Two aspects are referred to here. At any time during, there are the things that we do, and what we experience while doing whatever it is we’re doing.
It would serve us well to be aware that things aren’t necessarily going to go our way. With certain things, it would serve you to stop pursuing them; with certain other things, if your results are still reasonable even though tough, it would serve you to continue pursuing them.
You might think that just because you’re on your path based on your meaning, you should expect only favorable results. No way, to put the answer into common speech. There aren’t any guarantees. From time to time, your journey might be just a hard slog.
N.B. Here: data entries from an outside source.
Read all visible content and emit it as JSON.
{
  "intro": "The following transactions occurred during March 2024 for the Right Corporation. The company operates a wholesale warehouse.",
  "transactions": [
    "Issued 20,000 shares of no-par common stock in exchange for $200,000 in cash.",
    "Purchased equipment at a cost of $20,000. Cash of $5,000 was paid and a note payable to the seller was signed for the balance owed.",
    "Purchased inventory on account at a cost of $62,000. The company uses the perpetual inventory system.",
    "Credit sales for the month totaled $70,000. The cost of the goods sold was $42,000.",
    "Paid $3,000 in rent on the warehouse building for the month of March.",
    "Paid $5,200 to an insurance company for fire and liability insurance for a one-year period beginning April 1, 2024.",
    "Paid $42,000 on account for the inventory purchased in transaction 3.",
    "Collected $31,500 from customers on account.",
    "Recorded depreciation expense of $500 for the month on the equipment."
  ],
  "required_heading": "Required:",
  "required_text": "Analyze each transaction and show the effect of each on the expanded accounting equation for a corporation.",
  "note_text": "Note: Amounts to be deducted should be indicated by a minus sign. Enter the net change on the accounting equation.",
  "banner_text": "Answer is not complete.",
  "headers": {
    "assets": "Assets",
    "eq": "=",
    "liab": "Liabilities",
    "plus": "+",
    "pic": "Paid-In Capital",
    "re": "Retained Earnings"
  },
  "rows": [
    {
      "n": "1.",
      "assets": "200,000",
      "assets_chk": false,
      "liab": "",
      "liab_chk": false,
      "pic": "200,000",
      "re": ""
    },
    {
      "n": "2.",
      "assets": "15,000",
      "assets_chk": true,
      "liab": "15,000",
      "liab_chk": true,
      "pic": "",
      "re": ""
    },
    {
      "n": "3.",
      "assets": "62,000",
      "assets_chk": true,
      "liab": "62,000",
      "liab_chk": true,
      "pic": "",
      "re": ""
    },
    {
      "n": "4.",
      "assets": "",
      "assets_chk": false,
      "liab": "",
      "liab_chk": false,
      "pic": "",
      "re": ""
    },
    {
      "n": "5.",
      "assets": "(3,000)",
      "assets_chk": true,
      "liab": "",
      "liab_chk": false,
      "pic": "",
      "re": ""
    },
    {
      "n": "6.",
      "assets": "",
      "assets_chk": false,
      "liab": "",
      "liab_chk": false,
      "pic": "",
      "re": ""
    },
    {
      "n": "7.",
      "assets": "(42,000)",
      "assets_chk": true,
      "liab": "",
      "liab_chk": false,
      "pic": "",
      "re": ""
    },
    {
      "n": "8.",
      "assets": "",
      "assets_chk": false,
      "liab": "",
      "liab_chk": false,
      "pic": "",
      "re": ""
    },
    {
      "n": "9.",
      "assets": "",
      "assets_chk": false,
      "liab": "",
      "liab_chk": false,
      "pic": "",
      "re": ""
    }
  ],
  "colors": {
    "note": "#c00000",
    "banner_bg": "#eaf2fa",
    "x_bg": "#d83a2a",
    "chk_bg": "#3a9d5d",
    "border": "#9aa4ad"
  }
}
Imagine a stream making its way, curling and turning this way and that way, and when confronted with a large boulder, it merely finds a way around the boulder. All the stream is interested in, on its journey, is to flow following the path of gravity. When it encounters
a stumbling block, it twists and turns. It doesn’t expect things to work out just because it’s doing what it does (as a stream of water), or take it personally when things don’t work out. It merely flows, and finds a way around obstacles it encounters.
Keep in mind that just because we’re on our path doesn’t mean that we have any special privileges, or that life necessarily owes us anything. You’re creating; you’re on new ground. It’s likely not always an easy path. Look at what a mother endures when pregnant. It’s the same with your creation: When we walk our own path, it’s almost certainly a creation of sorts—the creation of our own unique lives, like when the mother is pregnant and when she gives birth. That process is certainly not all plain sailing. It will serve you to keep this in mind when you’re walking your own path.
Why should creation be an easy, frustration-free experience? Likely, you’re doing it in your stride. Likely, you’re experiencing your meaning. Aside from any struggling you’re encountering, you’re breaking out of society’s standards and norms, and your Factor-x. Up until a point, your path is likely not easy and probably not enjoyable. You might even think you’re going nowhere. However, from the point when the largest hurdle is navigated, things start running smoother, and then you start enjoying the journey. Usually, only in looking back do you see that you’ve moved on from where you once were.